The Ronseal advert slogan “it does what it says on the tin” sums up one of the key attributes of a short-term lender. Cut away all the jargon and the products, the borrower simply wants to know that if a lender says they can do something then they will do it and will stick with their decision.

Since Cowgills launched PMJ Capital in 2015 the bridging market has continued to expand. With new lenders entering the market with what seems to be increasing regulatory demands it is fair to say the market is confusing at best.

The offering is diverse, as are the products available, but in my opinion the fundamentals remain as the ability to deliver a funding package with the minimum of fuss and having the funds to complete.

Clearly price is an influencing factor for borrowers, and whilst I accept that lenders need to be competitive, for transactions which are usually time sensitive or opportunity driven I would argue that confidence in the availability of funding and the lender principals remains paramount.

A borrower was rarely unable to complete on or lost a deal due to the price of borrowed funds but deals have been lost as a result of the inefficiencies of lenders whether through lack of funds, misunderstanding of the transaction, an inability to be commercial/flexible or ‘changing of the goalposts’.

Communication is also important throughout the process and this extends to both the lenders and the borrower’s professional teams. Bridging, whilst not in itself complex, can be made difficult if all parties are not clear on what is expected of them, including information requirements at the outset and not having constructive dialogue as the case progresses.

Personally, I am a strong advocate for ‘picking up the phone’ as more can be achieved in 10 minutes of dialogue than in a round of emails. Sometimes the lender just needs to get stuck in to make things happen!

My top 5 tips to borrowers would be:

1- Know your lender. Understand whether they are lending their own money, if they are subject to funding lines or really just acting in the role of a packager.

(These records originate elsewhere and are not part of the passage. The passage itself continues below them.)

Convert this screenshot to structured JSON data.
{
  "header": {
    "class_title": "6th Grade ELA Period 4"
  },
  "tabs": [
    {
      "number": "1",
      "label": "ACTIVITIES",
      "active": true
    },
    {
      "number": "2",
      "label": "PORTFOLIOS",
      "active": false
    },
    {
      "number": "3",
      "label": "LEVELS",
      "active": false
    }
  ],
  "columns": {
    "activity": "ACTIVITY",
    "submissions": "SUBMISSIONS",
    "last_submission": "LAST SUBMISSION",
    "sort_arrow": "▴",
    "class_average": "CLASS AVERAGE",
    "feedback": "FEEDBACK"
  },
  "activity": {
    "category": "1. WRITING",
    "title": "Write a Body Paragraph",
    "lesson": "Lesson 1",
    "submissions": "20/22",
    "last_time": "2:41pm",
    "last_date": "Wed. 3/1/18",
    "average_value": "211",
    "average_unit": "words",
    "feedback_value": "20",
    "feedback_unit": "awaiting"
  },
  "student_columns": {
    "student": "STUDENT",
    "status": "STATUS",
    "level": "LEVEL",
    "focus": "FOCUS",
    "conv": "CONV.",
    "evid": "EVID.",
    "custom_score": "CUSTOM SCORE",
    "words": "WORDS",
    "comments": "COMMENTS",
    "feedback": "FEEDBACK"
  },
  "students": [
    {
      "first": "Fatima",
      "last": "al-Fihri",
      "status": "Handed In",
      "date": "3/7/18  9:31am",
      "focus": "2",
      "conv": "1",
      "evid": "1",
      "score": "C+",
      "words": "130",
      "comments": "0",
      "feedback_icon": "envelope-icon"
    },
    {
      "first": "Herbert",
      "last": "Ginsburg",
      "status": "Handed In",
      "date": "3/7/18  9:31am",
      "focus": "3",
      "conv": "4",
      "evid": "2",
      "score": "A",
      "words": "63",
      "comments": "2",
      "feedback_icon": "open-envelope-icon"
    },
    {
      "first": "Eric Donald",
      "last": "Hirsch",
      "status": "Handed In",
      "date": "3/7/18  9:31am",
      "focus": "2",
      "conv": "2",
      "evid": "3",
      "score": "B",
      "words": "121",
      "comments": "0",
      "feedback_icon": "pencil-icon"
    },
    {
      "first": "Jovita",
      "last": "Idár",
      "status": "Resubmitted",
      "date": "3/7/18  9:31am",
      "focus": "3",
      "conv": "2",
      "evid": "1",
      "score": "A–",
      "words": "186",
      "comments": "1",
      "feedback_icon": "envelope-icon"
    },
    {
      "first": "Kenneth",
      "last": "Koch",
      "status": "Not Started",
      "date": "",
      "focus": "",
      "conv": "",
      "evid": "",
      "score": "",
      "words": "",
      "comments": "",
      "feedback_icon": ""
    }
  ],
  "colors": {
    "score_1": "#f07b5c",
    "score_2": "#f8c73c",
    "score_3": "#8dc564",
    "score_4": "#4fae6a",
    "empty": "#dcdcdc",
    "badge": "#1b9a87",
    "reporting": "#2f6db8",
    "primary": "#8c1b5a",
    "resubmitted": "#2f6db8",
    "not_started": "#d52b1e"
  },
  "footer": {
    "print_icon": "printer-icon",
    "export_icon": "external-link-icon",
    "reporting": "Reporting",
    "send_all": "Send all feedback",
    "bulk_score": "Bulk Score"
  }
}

Through PMJ Capital we use our own funds and are not reliant on any external parties or funders which has been a really important element in helping us to complete deals quickly and flexibly.

2 – Have the ability to talk to a decision maker and have confidence that they understand the transaction and will be contactable if you need to speak to them.

3 – Be completely upfront about any wrinkles in the transaction or background issues that may come out in the due diligence process.

4 -Select your appointed solicitor with care – someone who has experience of dealing with bridging lenders helps.

5 – Make sure you stay in the loop. It is as much the borrowers’ responsibility to drive a deal forward as it is the broker, solicitor or lender. Equally don’t be frightened to pick up the phone.